We recently described how new technologies in data collection, data processing and sensor systems are leading us into a world beyond search. These systems were built based broadly on concepts developed by Google to revolutionize search. In response to our post, Doug Cutting was quick to point out that search is far from dead and we completely agree. What we are seeing is not a death of search but new architectures that combine search with other would-be dead technologies like SQL and stream processing together with new capabilities like machine learning to deliver dramatically better solutions to consumers and enterprise users alike.

Underscoring the importance of creating new solutions are recent revelations such as those by Neiman Marcus that the malware infiltrating their systems triggered tens of thousands of log notifications, which was a small fraction of all notifications. For months, the IT team missed critical clues that an attack was underway because the signal was so small relative to the noise of normal operations. As the efficiency of storage increases and the cost of processing decreases, we can now deploy systems that take advantage of multiple types of processing to sift through the noise and deliver the critical information that users need to see. By tying together a cross functional set of capabilities, applications that transparently take into account user context can preemptively deliver critical information or even take pre-approved actions on behalf of a user.

Applying these techniques to the world of enterprise IT can be incredibly powerful. A support desk technician can be presented with pre-assigned tickets pointing to systems that are likely to be faulty, better focusing their attention. Consider how Cloudera uses multiple engines to create a better support system. What these examples have in common is that data is both indexed in a search system and stored efficiently in a distributed query-able format. Regardless of whether a user searches for a keyword or drills down from an aggregated view, these two engines are used in concert to deliver both the answer to a request and useful contextual information.

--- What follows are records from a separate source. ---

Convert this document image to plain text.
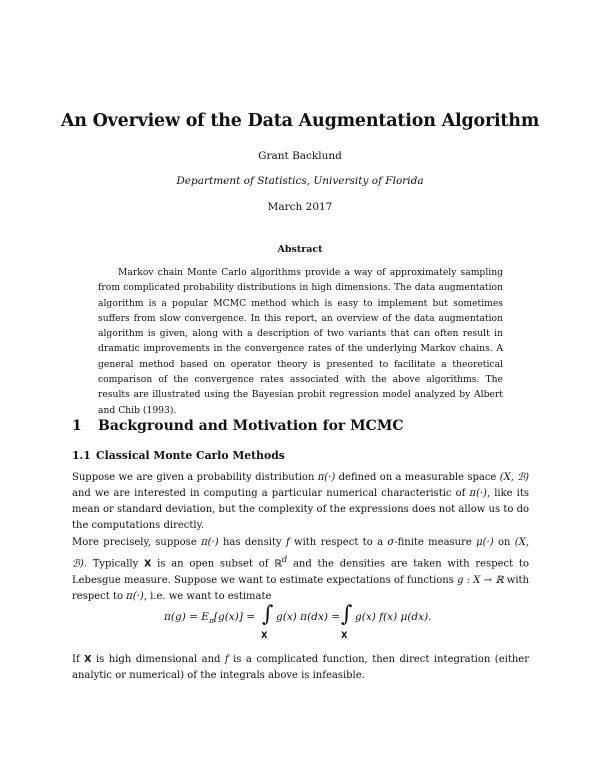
An Overview of the Data Augmentation Algorithm
Grant Backlund
Department of Statistics, University of Florida
March 2017
Abstract
Markov chain Monte Carlo algorithms provide a way of approximately sampling from complicated probability distributions in high dimensions. The data augmentation algorithm is a popular MCMC method which is easy to implement but sometimes suffers from slow convergence. In this report, an overview of the data augmentation algorithm is given, along with a description of two variants that can often result in dramatic improvements in the convergence rates of the underlying Markov chains. A general method based on operator theory is presented to facilitate a theoretical comparison of the convergence rates associated with the above algorithms. The results are illustrated using the Bayesian probit regression model analyzed by Albert and Chib (1993).
1 Background and Motivation for MCMC
1.1 Classical Monte Carlo Methods
Suppose we are given a probability distribution π(·) defined on a measurable space (X, ℬ) and we are interested in computing a particular numerical characteristic of π(·), like its mean or standard deviation, but the complexity of the expressions does not allow us to do the computations directly.
More precisely, suppose π(·) has density f with respect to a σ-finite measure μ(·) on (X, ℬ). Typically X is an open subset of ℝ$^d$ and the densities are taken with respect to Lebesgue measure. Suppose we want to estimate expectations of functions g : X → ℝ with respect to π(·), i.e. we want to estimate
$\pi(g) = E_\pi[g(x)]$ = ∫
X
g(x) π(dx) = ∫
X
g(x) f(x) μ(dx).
If X is high dimensional and f is a complicated function, then direct integration (either analytic or numerical) of the integrals above is infeasible.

Solutions like these are possible today because of the economics of data storage and processing unlocked by technologies like Hadoop. It is becoming clear that future enterprise applications are following in the stead of consumer tools like Google, just as the next generation of enterprise infrastructure based on how Google created their infrastructure is being widely adopted. New applications will take advantage of all of these systems available to collect, search and query data automatically, and deliver ever more powerful solutions to enterprise users.